Opioid antagonists (eg, naltrexone) and positive modulators of γ-aminobutyric acid type A receptors (eg, alprazolam) each modestly attenuate the abuse-related effects of stimulants. A previous study demonstrated that acute pretreatment with the combination of naltrexone and alprazolam attenuated a greater number of the subject-rated effects of D-amphetamine than the constituent drugs alone. This study tested the hypothesis that maintenance on the combination of naltrexone and alprazolam XR would attenuate the reinforcing and "positive" subject-rated effects of methamphetamine to a greater extent than the constituent drugs alone.Eight non-treatment-seeking, stimulant-using individuals completed a placebo-controlled, crossover, double-blind inpatient protocol. Participants were maintained on naltrexone (0 and 50 mg), alprazolam XR (0 and 1 mg), and the combination of naltrexone and alprazolam XR (50 mg and 1 mg, respectively) for 6 to 7 days. Under each maintenance condition, participants sampled intranasal doses of methamphetamine (0, 10, and 30 mg), and were then offered the opportunity to work for the sampled dose on a modified progressive-ratio procedure. Subject-rated drug effect questionnaires, psychomotor, and physiology assessments were collected.Intranasal methamphetamine functioned as a reinforcer and produced prototypical stimulant-like "positive" subject-rated and physiological effects. Maintenance on naltrexone significantly decreased the reinforcing, but not subject-rated drug effects of 10-mg methamphetamine. Alprazolam XR and the combination of naltrexone and alprazolam XR did not impact methamphetamine self-administration or subject-rated drug effects. The results support the continued evaluation of naltrexone for methamphetamine dependence, as well as the identification of other drugs that enhance its ability to reduce drug-taking behavior.

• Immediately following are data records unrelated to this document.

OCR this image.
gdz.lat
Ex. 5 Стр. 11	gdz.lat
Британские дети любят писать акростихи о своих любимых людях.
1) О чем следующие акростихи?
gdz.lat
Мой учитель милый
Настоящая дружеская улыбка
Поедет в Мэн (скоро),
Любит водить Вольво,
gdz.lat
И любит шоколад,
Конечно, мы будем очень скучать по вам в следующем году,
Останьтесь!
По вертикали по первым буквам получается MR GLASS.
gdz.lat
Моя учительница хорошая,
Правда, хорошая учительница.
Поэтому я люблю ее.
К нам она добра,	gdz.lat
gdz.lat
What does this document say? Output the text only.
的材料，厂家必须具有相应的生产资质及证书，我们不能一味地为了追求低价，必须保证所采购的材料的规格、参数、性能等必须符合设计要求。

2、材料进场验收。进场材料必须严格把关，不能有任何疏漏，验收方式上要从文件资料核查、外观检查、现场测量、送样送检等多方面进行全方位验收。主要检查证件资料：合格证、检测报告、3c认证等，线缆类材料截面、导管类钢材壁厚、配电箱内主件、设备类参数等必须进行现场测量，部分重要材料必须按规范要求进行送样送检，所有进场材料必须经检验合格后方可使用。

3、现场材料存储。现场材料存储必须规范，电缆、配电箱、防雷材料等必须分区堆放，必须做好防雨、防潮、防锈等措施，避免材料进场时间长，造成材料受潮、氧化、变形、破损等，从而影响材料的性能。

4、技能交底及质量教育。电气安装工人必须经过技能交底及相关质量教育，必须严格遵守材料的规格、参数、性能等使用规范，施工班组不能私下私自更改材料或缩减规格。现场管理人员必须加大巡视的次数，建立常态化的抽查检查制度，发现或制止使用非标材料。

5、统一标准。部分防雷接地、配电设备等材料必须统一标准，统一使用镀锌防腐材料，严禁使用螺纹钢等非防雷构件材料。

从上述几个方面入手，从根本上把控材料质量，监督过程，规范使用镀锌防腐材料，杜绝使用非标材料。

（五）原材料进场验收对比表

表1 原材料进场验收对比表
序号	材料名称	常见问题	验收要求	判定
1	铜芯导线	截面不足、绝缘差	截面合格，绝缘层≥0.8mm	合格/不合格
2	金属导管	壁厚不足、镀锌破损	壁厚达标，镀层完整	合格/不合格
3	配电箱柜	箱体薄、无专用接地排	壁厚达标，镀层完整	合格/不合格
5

阿片类拮抗剂(如纳曲酮)和γ-氨基丁酸A型受体的正向调节剂(如阿普唑仑)各自都能适度减弱兴奋剂的滥用相关效应。先前的一项研究表明,与单独使用各成分药物相比,纳曲酮和阿普唑仑联合进行急性预处理能减弱更多由受试者评定的右旋苯丙胺效应。本研究检验了这样一个假设:与单独使用各成分药物相比,维持服用纳曲酮和长效阿普唑仑联合制剂能在更大程度上减弱甲基苯丙胺的强化作用以及由受试者评定其产生的“正向”效应。8名未寻求治疗的兴奋剂使用者完成了一项安慰剂对照、交叉、双盲住院方案。参与者分别服用纳曲酮(0和50毫克)、长效阿普唑仑(0和1毫克)以及纳曲酮和长效阿普唑仑联合制剂(分别为50毫克和1毫克),持续6至7天。在每种维持用药条件下,参与者鼻内给予不同剂量的甲基苯丙胺(0、10和30毫克),然后有机会通过改良的累进比率程序来获取所给予剂量的药物。收集了由受试者评定的药物效应问卷、精神运动和生理学评估结果。鼻内给予甲基苯丙胺起到了强化物的作用,并产生了典型的类似兴奋剂的“正向”受试者评定效应和生理效应。服用纳曲酮能显著降低10毫克甲基苯丙胺的强化作用,但并未降低由受试者评定的药物效应。长效阿普唑仑以及纳曲酮和长效阿普唑仑联合制剂对甲基苯丙胺的自我给药行为或由受试者评定的药物效应均无影响。这些结果支持继续评估纳曲酮用于治疗甲基苯丙胺成瘾,以及鉴定其他能增强其减少用药行为能力的药物。